Fort de ces succès et de cette reconnaissance tout récents, Alexandre Baldo se présente aujourd’hui au public avec un album entièrement consacré au compositeur Antonio Caldara (1670-1736). Lors de son séjour autrichien, le jeune baryton-basse a en effet été fasciné par une série de manuscrits du compositeur italien découverts à la Österreichische Nationalbibliothek de Vienne. De fait, Caldara, après une première carrière italienne (il fut violoncelliste et chanteur à Venise, maestro di cappella da chiesa e da teatro à Mantoue, compositeur de cantates et d’opéras reconnu à Rome), quitta son pays natal pour s’établir en Autriche en 1716 où il devint vice-maître de chapelle à la cour impériale. Il y travaillera à un rythme effréné, allant jusqu’à composer trois opéras par an ! Ébloui par cette musique assez oubliée aujourd’hui[1], Alexandre Baldo constate également que les pages qui l’intéressent – parce que correspondant à sa tessiture – ont quasi toutes été chantées par un seul et même interprète : Christoph Praun. De fait, cet album se présente ainsi comme un double hommage : au compositeur italo-autrichien, mais aussi à cette basse, membre de la Hofkapelle de Vienne dès 1715, ayant chanté dans plus d’une centaine d’opéras et oratorios, et très célèbre en son temps pour sa tessiture extrêmement étendue et sa remarquable virtuosité,
Alexandre Baldo est ici accompagné de l’Ensemble Mozaïque, qui compense une (relative) ténuité de la pâte sonore (l’ensemble ne compte que six musiciens, dont vous trouverez les noms dans la rubrique « Artistes », pour sept instruments : deux violons, un alto, un violoncelle, un clavecin, un théorbe et une guitare baroque) par un jeu très délicat, précis et nuancé ainsi qu’une vraie capacité à dialoguer avec le chanteur. (À cet ensemble sont réservées deux pages purement instrumentales : l’Introduzione d’Ifigenia in Aulide et la Sinfonia de l’oratorio Santa Ferma). Alexandre Baldo fait quant à lui valoir de très belles qualités de timbre : la voix est longue (écoutez l’air de Scipione nelle Spagne, qui sollicite les deux extrêmes de la tessiture !), le timbre est clair, ce qui lui permet une grande netteté dans la diction ; mais les qualités sont aussi techniques : le jeune chanteur affronte crânement les coloratures des airs de bravoure qui émaillent le programme (belle maîtrise du chant orné dans Scipione nelle Spagne ou Il Batista), mais fait aussi valoir une appréciable souplesse vocale permettant de se glisser avec aisance dans les mélismes vocaux de l’extrait de Cajo Marzio Coriolano, ainsi qu’un legato soigné et une belle maîtrise du souffle. Attentif aux situations dramatiques mises en musique par Caldara, Alexandre Baldo prend soin également de donner vie aux personnages qu’il incarne et de les caractériser au mieux, même si nous le trouvons – pour l’instant – plus convaincant dans la retenue et l’introspection douloureuse (telles qu’elles se manifestent dans les airs de Sebaste – Il Temistocle – et Ostane – Mitridate –, avec un très beau chant pianissimo et de superbes mezze voci) que dans le caractère martial ou colérique des personnages les plus noirs, la projection vocale – déjà tout à fait appréciable – pouvant sans doute, avec le temps, gagner en autorité chez ce jeune chanteur encore à l’orée de sa carrière.

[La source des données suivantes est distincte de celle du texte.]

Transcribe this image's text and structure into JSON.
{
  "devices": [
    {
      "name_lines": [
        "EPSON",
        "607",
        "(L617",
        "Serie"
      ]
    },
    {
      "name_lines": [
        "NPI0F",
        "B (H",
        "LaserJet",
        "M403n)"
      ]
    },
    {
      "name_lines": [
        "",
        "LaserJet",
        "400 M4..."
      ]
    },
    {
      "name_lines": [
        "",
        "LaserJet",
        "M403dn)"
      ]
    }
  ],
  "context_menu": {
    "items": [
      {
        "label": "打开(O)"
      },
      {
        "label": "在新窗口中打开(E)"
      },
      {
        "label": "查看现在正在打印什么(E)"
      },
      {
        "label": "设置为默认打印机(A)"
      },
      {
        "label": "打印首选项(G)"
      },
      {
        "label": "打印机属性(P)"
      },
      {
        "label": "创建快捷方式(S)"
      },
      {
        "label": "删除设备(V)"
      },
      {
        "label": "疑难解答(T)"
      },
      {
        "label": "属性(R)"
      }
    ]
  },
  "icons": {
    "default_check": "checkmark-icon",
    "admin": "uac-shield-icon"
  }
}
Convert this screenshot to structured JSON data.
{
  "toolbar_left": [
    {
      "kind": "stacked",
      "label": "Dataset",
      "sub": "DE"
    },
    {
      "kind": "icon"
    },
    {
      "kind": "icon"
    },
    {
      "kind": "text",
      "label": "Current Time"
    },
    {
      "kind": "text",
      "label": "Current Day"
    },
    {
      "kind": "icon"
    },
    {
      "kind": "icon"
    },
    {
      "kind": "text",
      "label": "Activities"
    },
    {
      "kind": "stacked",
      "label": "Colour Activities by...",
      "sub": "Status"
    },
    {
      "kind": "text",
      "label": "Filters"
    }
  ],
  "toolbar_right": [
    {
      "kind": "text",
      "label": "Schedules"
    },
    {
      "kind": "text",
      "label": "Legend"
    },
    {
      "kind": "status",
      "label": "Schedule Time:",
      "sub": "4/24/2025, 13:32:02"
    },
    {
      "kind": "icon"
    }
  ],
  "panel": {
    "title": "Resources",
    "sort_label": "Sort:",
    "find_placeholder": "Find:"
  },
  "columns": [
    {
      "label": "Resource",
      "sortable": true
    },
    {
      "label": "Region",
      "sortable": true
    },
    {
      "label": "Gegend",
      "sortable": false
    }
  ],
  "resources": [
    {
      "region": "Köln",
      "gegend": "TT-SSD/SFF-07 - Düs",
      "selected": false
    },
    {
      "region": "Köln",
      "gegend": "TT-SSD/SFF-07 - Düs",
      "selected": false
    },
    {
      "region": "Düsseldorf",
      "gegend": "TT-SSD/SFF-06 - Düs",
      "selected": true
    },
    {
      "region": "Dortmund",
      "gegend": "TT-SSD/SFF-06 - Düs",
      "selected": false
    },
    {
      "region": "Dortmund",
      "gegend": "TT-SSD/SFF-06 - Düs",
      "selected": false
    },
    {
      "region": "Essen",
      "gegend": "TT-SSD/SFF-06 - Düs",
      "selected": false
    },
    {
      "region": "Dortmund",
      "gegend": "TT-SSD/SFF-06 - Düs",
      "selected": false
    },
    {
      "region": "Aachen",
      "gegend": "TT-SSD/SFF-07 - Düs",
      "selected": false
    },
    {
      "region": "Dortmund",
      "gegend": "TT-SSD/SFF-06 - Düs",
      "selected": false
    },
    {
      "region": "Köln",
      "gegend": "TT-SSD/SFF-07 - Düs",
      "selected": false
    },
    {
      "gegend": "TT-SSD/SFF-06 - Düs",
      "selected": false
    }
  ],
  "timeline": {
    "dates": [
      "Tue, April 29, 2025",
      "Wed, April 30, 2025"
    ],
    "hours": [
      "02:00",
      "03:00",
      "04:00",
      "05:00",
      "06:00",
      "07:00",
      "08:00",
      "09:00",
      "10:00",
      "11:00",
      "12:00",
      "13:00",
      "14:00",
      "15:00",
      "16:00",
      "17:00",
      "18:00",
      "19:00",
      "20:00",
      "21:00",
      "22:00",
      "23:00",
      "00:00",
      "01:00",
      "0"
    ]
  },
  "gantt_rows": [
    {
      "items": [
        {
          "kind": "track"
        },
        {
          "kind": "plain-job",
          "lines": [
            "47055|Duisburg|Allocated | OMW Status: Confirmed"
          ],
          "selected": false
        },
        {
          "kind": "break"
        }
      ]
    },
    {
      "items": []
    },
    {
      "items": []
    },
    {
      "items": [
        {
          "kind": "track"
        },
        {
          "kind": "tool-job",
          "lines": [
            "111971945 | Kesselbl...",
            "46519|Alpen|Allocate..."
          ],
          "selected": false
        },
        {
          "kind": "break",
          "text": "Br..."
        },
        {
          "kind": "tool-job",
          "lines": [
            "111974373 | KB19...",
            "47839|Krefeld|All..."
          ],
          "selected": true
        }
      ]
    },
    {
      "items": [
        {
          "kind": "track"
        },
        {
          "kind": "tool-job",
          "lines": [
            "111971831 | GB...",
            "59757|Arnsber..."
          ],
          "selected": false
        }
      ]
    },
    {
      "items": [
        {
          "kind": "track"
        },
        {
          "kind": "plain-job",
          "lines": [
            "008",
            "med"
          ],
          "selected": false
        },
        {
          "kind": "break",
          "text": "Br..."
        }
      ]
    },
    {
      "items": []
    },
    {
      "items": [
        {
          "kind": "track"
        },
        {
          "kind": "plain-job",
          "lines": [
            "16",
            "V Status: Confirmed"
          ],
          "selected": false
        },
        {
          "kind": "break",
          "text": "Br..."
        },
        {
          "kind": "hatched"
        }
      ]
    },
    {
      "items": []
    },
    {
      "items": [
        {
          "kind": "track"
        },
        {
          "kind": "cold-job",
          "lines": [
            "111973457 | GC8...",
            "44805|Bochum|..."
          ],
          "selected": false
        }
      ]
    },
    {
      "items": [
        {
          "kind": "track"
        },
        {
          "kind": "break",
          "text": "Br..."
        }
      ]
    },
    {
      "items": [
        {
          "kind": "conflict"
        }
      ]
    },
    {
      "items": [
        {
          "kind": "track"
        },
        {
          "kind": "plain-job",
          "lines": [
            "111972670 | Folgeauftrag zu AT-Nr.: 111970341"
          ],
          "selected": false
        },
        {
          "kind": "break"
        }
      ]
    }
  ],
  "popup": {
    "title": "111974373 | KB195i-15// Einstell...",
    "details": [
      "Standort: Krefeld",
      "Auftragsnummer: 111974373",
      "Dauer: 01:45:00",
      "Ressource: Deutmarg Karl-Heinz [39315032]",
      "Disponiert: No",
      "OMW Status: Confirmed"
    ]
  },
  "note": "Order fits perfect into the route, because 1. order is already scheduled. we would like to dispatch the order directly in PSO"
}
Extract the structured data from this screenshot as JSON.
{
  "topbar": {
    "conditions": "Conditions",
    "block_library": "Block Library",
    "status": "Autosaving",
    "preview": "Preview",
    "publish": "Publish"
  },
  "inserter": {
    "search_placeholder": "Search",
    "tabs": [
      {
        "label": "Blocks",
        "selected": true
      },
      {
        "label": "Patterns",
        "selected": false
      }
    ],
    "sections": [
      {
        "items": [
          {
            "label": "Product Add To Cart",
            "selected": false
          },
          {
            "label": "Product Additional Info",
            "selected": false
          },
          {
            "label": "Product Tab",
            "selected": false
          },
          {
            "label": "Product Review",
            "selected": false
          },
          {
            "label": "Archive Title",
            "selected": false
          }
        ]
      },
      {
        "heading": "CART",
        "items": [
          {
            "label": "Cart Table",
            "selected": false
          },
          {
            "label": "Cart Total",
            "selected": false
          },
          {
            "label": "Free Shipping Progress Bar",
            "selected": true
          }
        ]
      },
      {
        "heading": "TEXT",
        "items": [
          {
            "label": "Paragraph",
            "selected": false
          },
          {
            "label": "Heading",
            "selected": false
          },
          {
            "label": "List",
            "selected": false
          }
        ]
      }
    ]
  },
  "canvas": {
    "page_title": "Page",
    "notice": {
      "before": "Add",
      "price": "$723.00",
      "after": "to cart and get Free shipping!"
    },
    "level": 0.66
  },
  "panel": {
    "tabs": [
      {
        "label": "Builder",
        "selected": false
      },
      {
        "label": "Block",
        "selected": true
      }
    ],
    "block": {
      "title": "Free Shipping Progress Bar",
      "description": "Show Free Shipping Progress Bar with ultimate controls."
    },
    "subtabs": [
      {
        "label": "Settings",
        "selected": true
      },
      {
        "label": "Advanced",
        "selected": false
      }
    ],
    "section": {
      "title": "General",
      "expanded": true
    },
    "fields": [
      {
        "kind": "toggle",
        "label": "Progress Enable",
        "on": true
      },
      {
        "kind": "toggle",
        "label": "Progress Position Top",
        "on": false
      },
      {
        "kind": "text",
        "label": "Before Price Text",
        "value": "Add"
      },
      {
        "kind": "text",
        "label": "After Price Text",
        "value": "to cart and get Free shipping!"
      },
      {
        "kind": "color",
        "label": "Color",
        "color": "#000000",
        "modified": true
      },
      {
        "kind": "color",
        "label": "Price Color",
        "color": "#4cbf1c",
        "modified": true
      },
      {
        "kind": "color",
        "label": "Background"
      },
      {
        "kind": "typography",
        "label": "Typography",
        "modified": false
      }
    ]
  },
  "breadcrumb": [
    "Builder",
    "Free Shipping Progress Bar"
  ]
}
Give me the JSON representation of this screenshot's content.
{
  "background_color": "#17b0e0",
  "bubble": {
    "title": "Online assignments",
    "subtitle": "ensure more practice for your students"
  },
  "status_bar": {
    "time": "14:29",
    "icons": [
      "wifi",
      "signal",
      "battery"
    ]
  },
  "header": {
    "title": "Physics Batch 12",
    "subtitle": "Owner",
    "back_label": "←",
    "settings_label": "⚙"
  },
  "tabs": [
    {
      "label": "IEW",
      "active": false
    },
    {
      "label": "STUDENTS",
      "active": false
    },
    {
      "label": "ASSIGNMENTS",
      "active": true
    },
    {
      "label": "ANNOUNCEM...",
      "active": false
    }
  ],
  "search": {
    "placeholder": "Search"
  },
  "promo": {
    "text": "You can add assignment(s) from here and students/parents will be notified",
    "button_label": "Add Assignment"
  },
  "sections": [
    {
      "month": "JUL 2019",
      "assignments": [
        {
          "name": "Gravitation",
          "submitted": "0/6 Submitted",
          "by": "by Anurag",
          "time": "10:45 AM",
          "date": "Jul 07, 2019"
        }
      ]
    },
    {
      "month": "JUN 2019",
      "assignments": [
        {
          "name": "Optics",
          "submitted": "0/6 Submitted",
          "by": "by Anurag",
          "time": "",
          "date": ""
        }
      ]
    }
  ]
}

Alexandre Baldo dispose d’ores et déjà quoi qu’il en soit d’un large panel de qualités (remarquées par Hervé Niquet avec qui il a récemment chanté le rôle du Mage dans Le Mariage forcé), dont vous pourrez vous rendre compte à l’écoute de cet album – ou, si toutefois vous êtes parisien, en assistant au concert « Airs pour la Cour de Vienne – Antonio Caldara » qu’Alexandre Baldo et l’Ensemble Mozaïque donneront le 22 juin prochain salle Cortot[2].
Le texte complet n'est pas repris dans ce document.